Bu yağma kültürü (çalışmadan, emek harcamadan elde etme) insanlık tarihi kadar eskidir, güçlü olan güçsüz olanların mallarına el koyar, onları kendine muhtaç edip esir eder, çalıştırırdı, sonraları bu işi topluluklar, güçlü sülaleler, aşiretler, şehir devletleri ve günümüzde emperyalist büyük devletler yapmakta. Osmanlı devleti de bunlardan birisiydi, hazinede para azalınca sefere çıkılır, fetih edilen yerler yağmalanır ve vergiye bağlanırdı. Günümüzde ise bazen silah gücü ile çoğu zamanda ekonomik yaptırımlar yolu ile devletler yağmalanmakta, petrolü olan ülkelere bir bakın kendi petrollerinin % 10 u ancak onlara kalıyor, geri kalanı ise büyük devletler paylaşmış. Ukrayna’nın şu anki durumu da bundan farklı değil, bir mana buldular, parçalayıp kaynaklarını yutacaklar.

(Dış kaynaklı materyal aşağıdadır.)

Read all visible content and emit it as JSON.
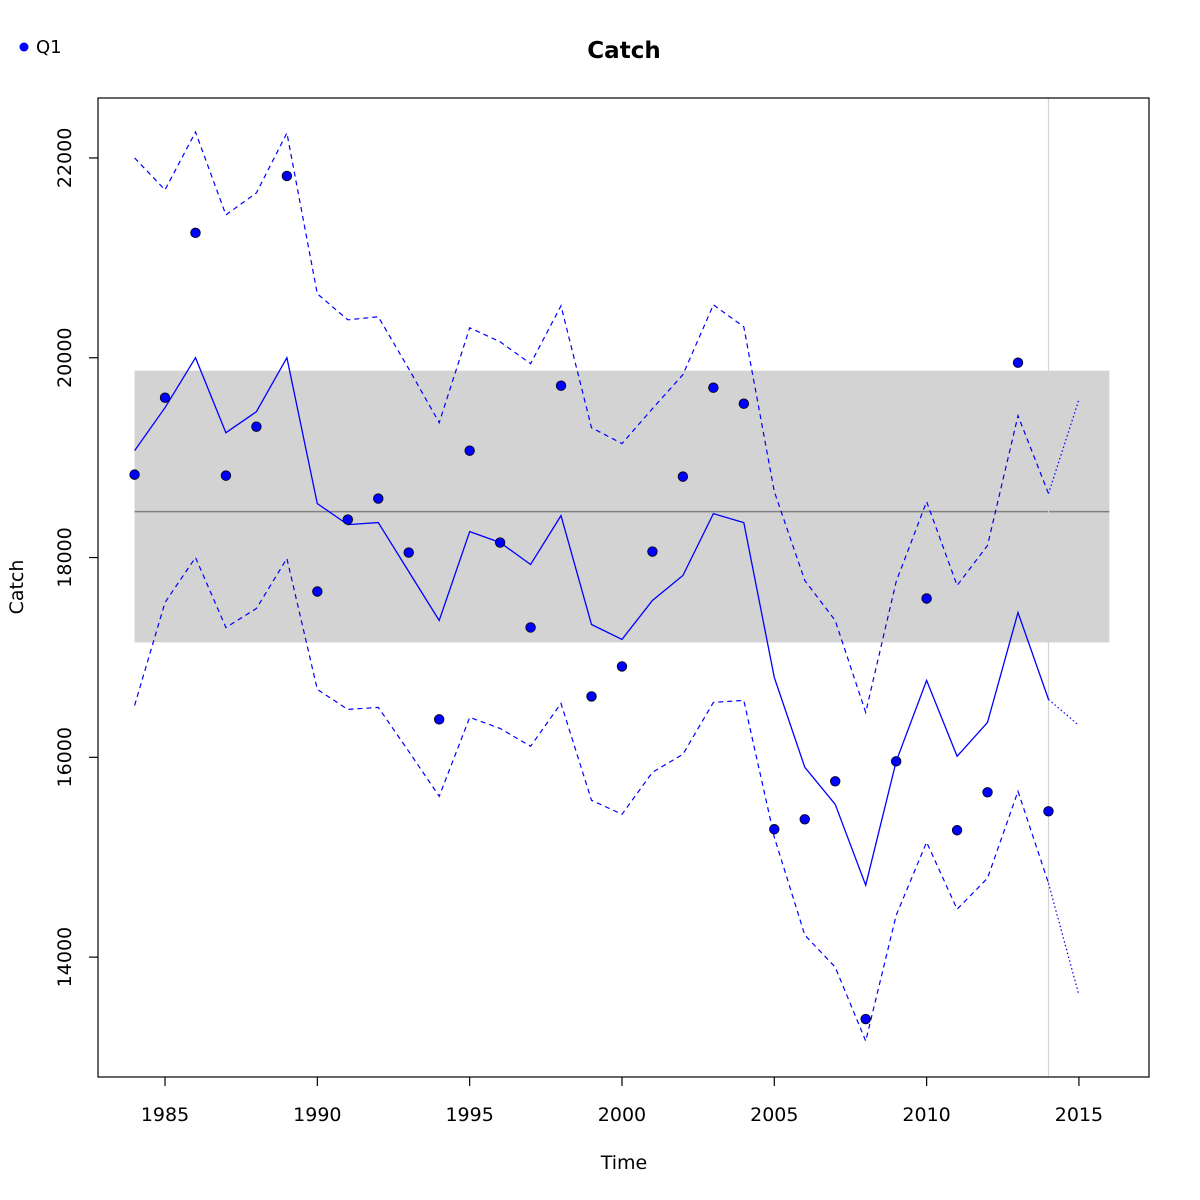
{
  "chart_data": {
    "type": "line",
    "title": "Catch",
    "xlabel": "Time",
    "ylabel": "Catch",
    "xlim": [
      1982.8,
      2017.3
    ],
    "ylim": [
      12800,
      22600
    ],
    "x_ticks": [
      1985,
      1990,
      1995,
      2000,
      2005,
      2010,
      2015
    ],
    "y_ticks": [
      14000,
      16000,
      18000,
      20000,
      22000
    ],
    "legend": {
      "position": "top-left",
      "entries": [
        {
          "label": "Q1",
          "color": "#0000ff",
          "marker": "circle"
        }
      ]
    },
    "reference": {
      "mean": 18460,
      "band": [
        17150,
        19870
      ],
      "x_range": [
        1984,
        2016
      ],
      "band_color": "#d3d3d3",
      "line_color": "#808080"
    },
    "vertical_marker": {
      "x": 2014,
      "color": "#d3d3d3"
    },
    "observed": {
      "name": "Q1",
      "color": "#0000ff",
      "x": [
        1984,
        1985,
        1986,
        1987,
        1988,
        1989,
        1990,
        1991,
        1992,
        1993,
        1994,
        1995,
        1996,
        1997,
        1998,
        1999,
        2000,
        2001,
        2002,
        2003,
        2004,
        2005,
        2006,
        2007,
        2008,
        2009,
        2010,
        2011,
        2012,
        2013,
        2014
      ],
      "y": [
        18830,
        19600,
        21250,
        18820,
        19310,
        21820,
        17660,
        18380,
        18590,
        18050,
        16380,
        19070,
        18150,
        17300,
        19720,
        16610,
        16910,
        18060,
        18810,
        19700,
        19540,
        15280,
        15380,
        15760,
        13380,
        15960,
        17590,
        15270,
        15650,
        19950,
        15460
      ]
    },
    "fit": {
      "color": "#0000ff",
      "x": [
        1984,
        1985,
        1986,
        1987,
        1988,
        1989,
        1990,
        1991,
        1992,
        1993,
        1994,
        1995,
        1996,
        1997,
        1998,
        1999,
        2000,
        2001,
        2002,
        2003,
        2004,
        2005,
        2006,
        2007,
        2008,
        2009,
        2010,
        2011,
        2012,
        2013,
        2014
      ],
      "y": [
        19070,
        19500,
        20000,
        19250,
        19460,
        20000,
        18540,
        18330,
        18350,
        17860,
        17370,
        18260,
        18150,
        17930,
        18420,
        17330,
        17180,
        17570,
        17820,
        18440,
        18350,
        16800,
        15900,
        15530,
        14720,
        15960,
        16770,
        16010,
        16350,
        17450,
        16580
      ]
    },
    "fit_upper": {
      "color": "#0000ff",
      "x": [
        1984,
        1985,
        1986,
        1987,
        1988,
        1989,
        1990,
        1991,
        1992,
        1993,
        1994,
        1995,
        1996,
        1997,
        1998,
        1999,
        2000,
        2001,
        2002,
        2003,
        2004,
        2005,
        2006,
        2007,
        2008,
        2009,
        2010,
        2011,
        2012,
        2013,
        2014
      ],
      "y": [
        22000,
        21680,
        22260,
        21430,
        21650,
        22250,
        20640,
        20380,
        20410,
        19890,
        19350,
        20300,
        20160,
        19940,
        20520,
        19300,
        19140,
        19490,
        19830,
        20530,
        20310,
        18660,
        17770,
        17370,
        16450,
        17760,
        18560,
        17720,
        18120,
        19420,
        18640
      ]
    },
    "fit_lower": {
      "color": "#0000ff",
      "x": [
        1984,
        1985,
        1986,
        1987,
        1988,
        1989,
        1990,
        1991,
        1992,
        1993,
        1994,
        1995,
        1996,
        1997,
        1998,
        1999,
        2000,
        2001,
        2002,
        2003,
        2004,
        2005,
        2006,
        2007,
        2008,
        2009,
        2010,
        2011,
        2012,
        2013,
        2014
      ],
      "y": [
        16520,
        17550,
        18000,
        17300,
        17490,
        17990,
        16680,
        16480,
        16500,
        16060,
        15610,
        16400,
        16290,
        16110,
        16540,
        15570,
        15430,
        15850,
        16030,
        16550,
        16570,
        15200,
        14220,
        13900,
        13160,
        14420,
        15150,
        14480,
        14790,
        15660,
        14740
      ]
    },
    "forecast": {
      "style": "dotted",
      "color": "#0000ff",
      "x": [
        2014,
        2015
      ],
      "y": [
        16580,
        16320
      ],
      "upper": [
        18640,
        19580
      ],
      "lower": [
        14740,
        13620
      ]
    }
  }
}
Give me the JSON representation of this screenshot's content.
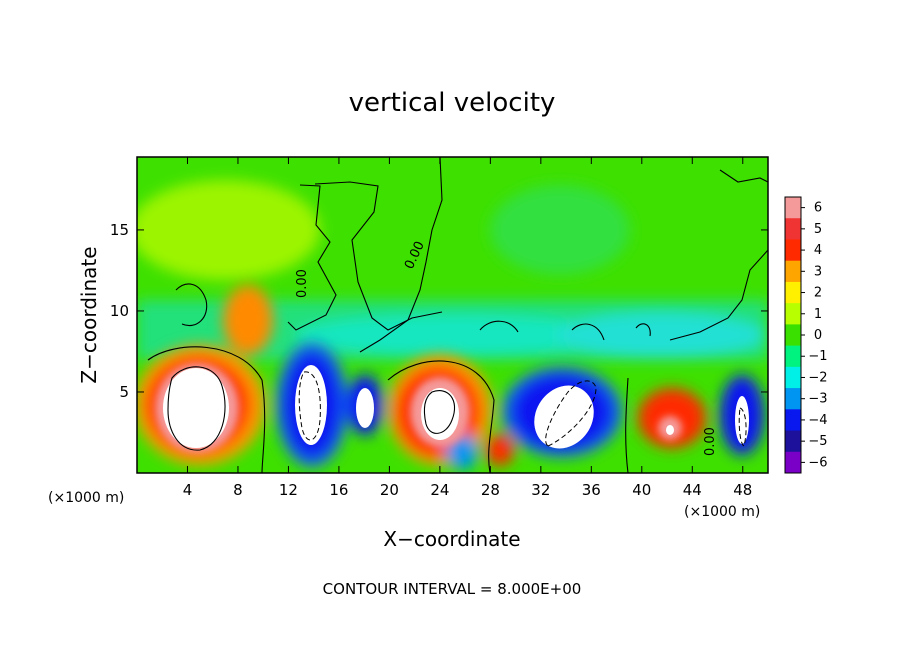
{
  "chart_data": {
    "type": "heatmap",
    "title": "vertical velocity",
    "xlabel": "X−coordinate",
    "ylabel": "Z−coordinate",
    "x_unit": "(×1000 m)",
    "y_unit": "(×1000 m)",
    "xlim": [
      0,
      50
    ],
    "ylim": [
      0,
      19.5
    ],
    "x_ticks": [
      4,
      8,
      12,
      16,
      20,
      24,
      28,
      32,
      36,
      40,
      44,
      48
    ],
    "y_ticks": [
      5,
      10,
      15
    ],
    "colorbar": {
      "range": [
        -6,
        6
      ],
      "tick_labels": [
        "6",
        "5",
        "4",
        "3",
        "2",
        "1",
        "0",
        "−1",
        "−2",
        "−3",
        "−4",
        "−5",
        "−6"
      ],
      "colors": [
        "#f49a9a",
        "#f03434",
        "#ff2a00",
        "#ffa500",
        "#fff000",
        "#b8ff00",
        "#39e000",
        "#00f27f",
        "#00f0e8",
        "#0095f0",
        "#0a18f0",
        "#1d109a",
        "#7a00c8"
      ]
    },
    "contour_labels": [
      "0.00",
      "0.00",
      "0.00"
    ],
    "annotation": "CONTOUR INTERVAL = 8.000E+00"
  }
}
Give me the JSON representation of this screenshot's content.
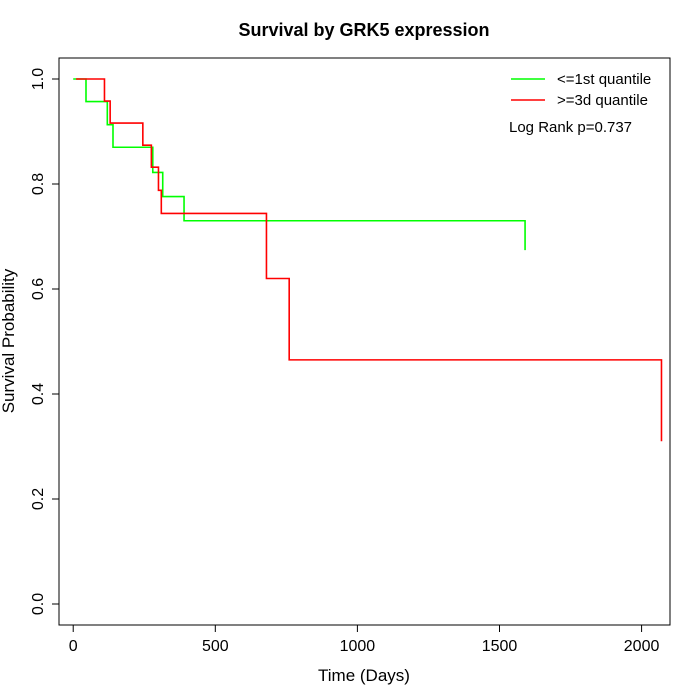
{
  "chart_data": {
    "type": "line",
    "title": "Survival by GRK5 expression",
    "xlabel": "Time (Days)",
    "ylabel": "Survival Probability",
    "xlim": [
      -50,
      2100
    ],
    "ylim": [
      -0.04,
      1.04
    ],
    "x_ticks": [
      0,
      500,
      1000,
      1500,
      2000
    ],
    "x_tick_labels": [
      "0",
      "500",
      "1000",
      "1500",
      "2000"
    ],
    "y_ticks": [
      0.0,
      0.2,
      0.4,
      0.6,
      0.8,
      1.0
    ],
    "y_tick_labels": [
      "0.0",
      "0.2",
      "0.4",
      "0.6",
      "0.8",
      "1.0"
    ],
    "grid": false,
    "legend_position": "top-right",
    "annotation": "Log Rank p=0.737",
    "series": [
      {
        "name": "<=1st quantile",
        "color": "#00ff00",
        "step": true,
        "x": [
          0,
          20,
          45,
          120,
          140,
          280,
          315,
          390,
          1590
        ],
        "y": [
          1.0,
          1.0,
          0.957,
          0.913,
          0.87,
          0.822,
          0.776,
          0.73,
          0.674
        ]
      },
      {
        "name": ">=3d quantile",
        "color": "#ff0000",
        "step": true,
        "x": [
          10,
          25,
          110,
          130,
          245,
          275,
          300,
          310,
          565,
          680,
          760,
          2070
        ],
        "y": [
          1.0,
          1.0,
          0.958,
          0.916,
          0.874,
          0.832,
          0.788,
          0.744,
          0.744,
          0.62,
          0.465,
          0.31
        ]
      }
    ]
  }
}
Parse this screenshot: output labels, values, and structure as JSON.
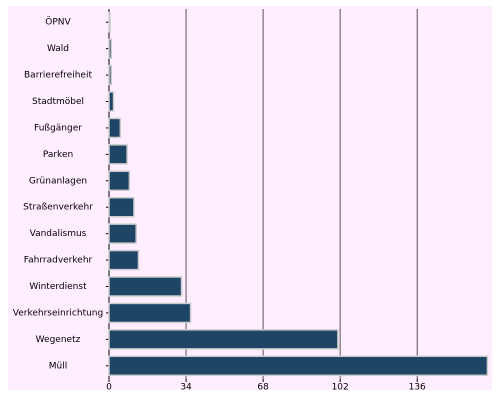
{
  "chart_data": {
    "type": "bar",
    "orientation": "horizontal",
    "categories": [
      "ÖPNV",
      "Wald",
      "Barrierefreiheit",
      "Stadtmöbel",
      "Fußgänger",
      "Parken",
      "Grünanlagen",
      "Straßenverkehr",
      "Vandalismus",
      "Fahrradverkehr",
      "Winterdienst",
      "Verkehrseinrichtung",
      "Wegenetz",
      "Müll"
    ],
    "values": [
      0.5,
      1,
      1,
      2,
      5,
      8,
      9,
      11,
      12,
      13,
      32,
      36,
      101,
      167
    ],
    "color": "#1f4566",
    "xlim": [
      0,
      169
    ],
    "xticks": [
      0,
      34,
      68,
      102,
      136
    ],
    "grid": true
  }
}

Felaket durumlarında aç kalan insanların çaresizlikten yağma yapması bir şekilde anlamaya ve hoş görülmeye çalışılsa da, ortada hiçbir sebep yok iken meydana gelen bir kazadan faydalanıp kamyondaki malların yağmalanması hatta ihtiyacından fazlasını almak için araçlarının bagajlarını dahi doldurmaları hangi açıdan bakarsanız bakın, izah edilebilecek bir durum değil bence.
Rabbim bu tür durumlara düşmekten bizleri korusun, helalinden, alın teriyle kazanıp yemeyi ve yedirmeyi bizlere nasip etsin.